The facilities provided by a browser are almost (but not quite) a complete superset of those provided by an OS. file io, peripheral io, etc. Can all be done via the browser. Additional facilities are provided too (security/sandboxing).

Right, but you could implement all of that at the OS level too, which to a large part of my understanding is what things like docker is built on. Changes to the kernel to allow sandboxing at the kernel level for instance versus doing it in user space (which browsers could theoretically implement with syscalls now?), and would reduce a lot of overhead no? Or are browsers faster because they stay in user space and avoid context switching?
I don’t think so - OS’s have been around much longer than browsers. People have been trying (without anywhere near the success of browsers) to do cross platform deploys for almost as long as OS’s have existed.

Now a common model has arrived (dom + js) allowing multiple browsers to just run your app.

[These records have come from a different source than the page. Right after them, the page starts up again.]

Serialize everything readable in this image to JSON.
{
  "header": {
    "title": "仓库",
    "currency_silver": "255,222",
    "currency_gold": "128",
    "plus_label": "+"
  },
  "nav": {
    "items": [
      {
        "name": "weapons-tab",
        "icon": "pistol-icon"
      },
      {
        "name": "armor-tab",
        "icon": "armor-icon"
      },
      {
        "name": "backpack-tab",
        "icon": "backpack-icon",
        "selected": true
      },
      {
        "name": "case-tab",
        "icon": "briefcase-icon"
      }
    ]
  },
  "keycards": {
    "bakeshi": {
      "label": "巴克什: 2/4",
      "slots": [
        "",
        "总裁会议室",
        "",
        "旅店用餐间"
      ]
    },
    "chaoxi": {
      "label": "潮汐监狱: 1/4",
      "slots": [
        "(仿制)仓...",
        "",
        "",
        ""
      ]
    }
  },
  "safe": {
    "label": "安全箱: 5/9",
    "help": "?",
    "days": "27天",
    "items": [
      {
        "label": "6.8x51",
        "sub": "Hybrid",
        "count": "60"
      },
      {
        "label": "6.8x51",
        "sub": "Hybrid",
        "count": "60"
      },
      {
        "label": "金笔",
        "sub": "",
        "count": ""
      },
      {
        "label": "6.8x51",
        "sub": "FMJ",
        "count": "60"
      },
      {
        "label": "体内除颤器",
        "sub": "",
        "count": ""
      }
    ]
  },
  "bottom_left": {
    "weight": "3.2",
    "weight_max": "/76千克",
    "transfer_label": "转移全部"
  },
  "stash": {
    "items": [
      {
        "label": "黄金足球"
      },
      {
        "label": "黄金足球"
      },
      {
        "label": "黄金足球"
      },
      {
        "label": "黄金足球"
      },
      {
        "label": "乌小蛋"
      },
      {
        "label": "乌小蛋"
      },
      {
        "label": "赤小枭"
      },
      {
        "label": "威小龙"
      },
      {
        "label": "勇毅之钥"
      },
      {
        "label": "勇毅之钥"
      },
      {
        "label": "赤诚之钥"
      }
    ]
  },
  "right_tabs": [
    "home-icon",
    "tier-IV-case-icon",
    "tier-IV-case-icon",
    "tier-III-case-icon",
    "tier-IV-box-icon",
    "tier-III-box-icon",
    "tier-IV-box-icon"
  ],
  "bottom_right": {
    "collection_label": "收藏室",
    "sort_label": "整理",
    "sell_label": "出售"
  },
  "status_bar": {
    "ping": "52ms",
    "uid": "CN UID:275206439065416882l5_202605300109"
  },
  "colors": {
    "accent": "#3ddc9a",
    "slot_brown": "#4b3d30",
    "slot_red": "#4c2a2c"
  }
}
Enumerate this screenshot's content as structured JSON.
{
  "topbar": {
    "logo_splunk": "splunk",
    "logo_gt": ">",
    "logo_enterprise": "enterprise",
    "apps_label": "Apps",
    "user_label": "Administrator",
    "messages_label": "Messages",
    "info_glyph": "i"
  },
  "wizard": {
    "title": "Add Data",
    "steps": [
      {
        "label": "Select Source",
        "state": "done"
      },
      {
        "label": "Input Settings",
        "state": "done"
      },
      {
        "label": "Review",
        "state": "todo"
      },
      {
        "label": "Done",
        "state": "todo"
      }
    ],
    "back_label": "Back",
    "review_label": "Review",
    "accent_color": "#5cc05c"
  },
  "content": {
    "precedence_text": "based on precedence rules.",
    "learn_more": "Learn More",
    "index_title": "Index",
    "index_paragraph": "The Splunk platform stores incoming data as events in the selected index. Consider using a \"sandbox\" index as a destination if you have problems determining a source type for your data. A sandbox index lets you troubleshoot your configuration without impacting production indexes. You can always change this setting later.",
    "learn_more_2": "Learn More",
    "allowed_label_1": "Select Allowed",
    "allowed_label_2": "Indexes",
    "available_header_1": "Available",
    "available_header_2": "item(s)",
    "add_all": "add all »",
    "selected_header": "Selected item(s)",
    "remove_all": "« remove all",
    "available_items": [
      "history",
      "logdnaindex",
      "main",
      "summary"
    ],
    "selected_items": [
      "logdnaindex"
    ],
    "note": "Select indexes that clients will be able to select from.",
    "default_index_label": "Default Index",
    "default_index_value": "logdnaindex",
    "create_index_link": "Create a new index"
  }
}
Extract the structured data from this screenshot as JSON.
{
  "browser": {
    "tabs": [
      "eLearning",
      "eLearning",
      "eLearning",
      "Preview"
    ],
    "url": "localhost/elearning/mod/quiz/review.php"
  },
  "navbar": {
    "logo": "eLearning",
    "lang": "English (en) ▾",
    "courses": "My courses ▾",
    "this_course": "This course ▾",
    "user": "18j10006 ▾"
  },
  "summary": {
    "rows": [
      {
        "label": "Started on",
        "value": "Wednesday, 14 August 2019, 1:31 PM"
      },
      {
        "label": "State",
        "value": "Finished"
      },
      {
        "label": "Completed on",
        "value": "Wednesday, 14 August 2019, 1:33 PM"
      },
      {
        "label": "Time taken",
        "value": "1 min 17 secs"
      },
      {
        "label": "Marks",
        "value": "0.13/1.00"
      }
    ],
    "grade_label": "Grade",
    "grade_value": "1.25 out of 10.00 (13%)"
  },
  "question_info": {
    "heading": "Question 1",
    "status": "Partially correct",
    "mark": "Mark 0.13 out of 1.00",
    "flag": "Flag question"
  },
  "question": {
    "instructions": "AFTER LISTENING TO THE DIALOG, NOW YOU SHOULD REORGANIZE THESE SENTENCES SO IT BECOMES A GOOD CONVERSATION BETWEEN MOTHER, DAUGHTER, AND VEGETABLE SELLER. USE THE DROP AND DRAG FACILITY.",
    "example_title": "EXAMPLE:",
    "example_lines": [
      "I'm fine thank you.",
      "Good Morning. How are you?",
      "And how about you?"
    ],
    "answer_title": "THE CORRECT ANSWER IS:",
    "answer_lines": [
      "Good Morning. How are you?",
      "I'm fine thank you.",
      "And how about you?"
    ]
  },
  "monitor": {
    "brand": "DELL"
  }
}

I’m not sure browsers are faster (there was a thing called pepper api in chrome and nacpi or something in firefox - i’m not familiar with the space) that allowed native code to run.

I’m not sure browsers are generally faster than native OS binaries, but they are an easy to deploy to environment that doesn’t need syscall emulation like freebsd can do for running linux binaries.

Say not browsers, but linux becomes the dominant OS in existence on all platforms, not just embedded and server. Does that move the most targetable platform back to the OS level instead of the browser level if we are going off the metric that human interaction and ease of use is more heavily weighted than all possible machine interactions?
Yeah probably, but there would still be the open question of distribution and update (inc dependencies).
You still have to click on the update button for a browser, and as far as apps on your machine go, they could just check for updates next time the application is launched like current web apps/web sites do. What you are saying is not impossible for the OS to take back. It seems more like there just isn't momentum to push browser features down the stack back into the OS and I'm not sure why other than browsers already do it, so why backport it.
I think the point is more to use it instead of javascript.
What do you mean by it? The browser itself? In that case, everything done in the browser could theoretically be pushed down a level from user space into kernel space, potentially saving a lot of overhead, no? The only trade of I imagine is the context switch you hit from doing everything in userspace, but as far as I'm aware, even browsers have to eventually hit the kernel for at least raw input output on the network.

Why not let the OS do more and more of the complicated technical stuff, simplifying the deployment of web apps because now we don't have to know a thousand different bloated libraries, just a slowly updating set of OS APIs.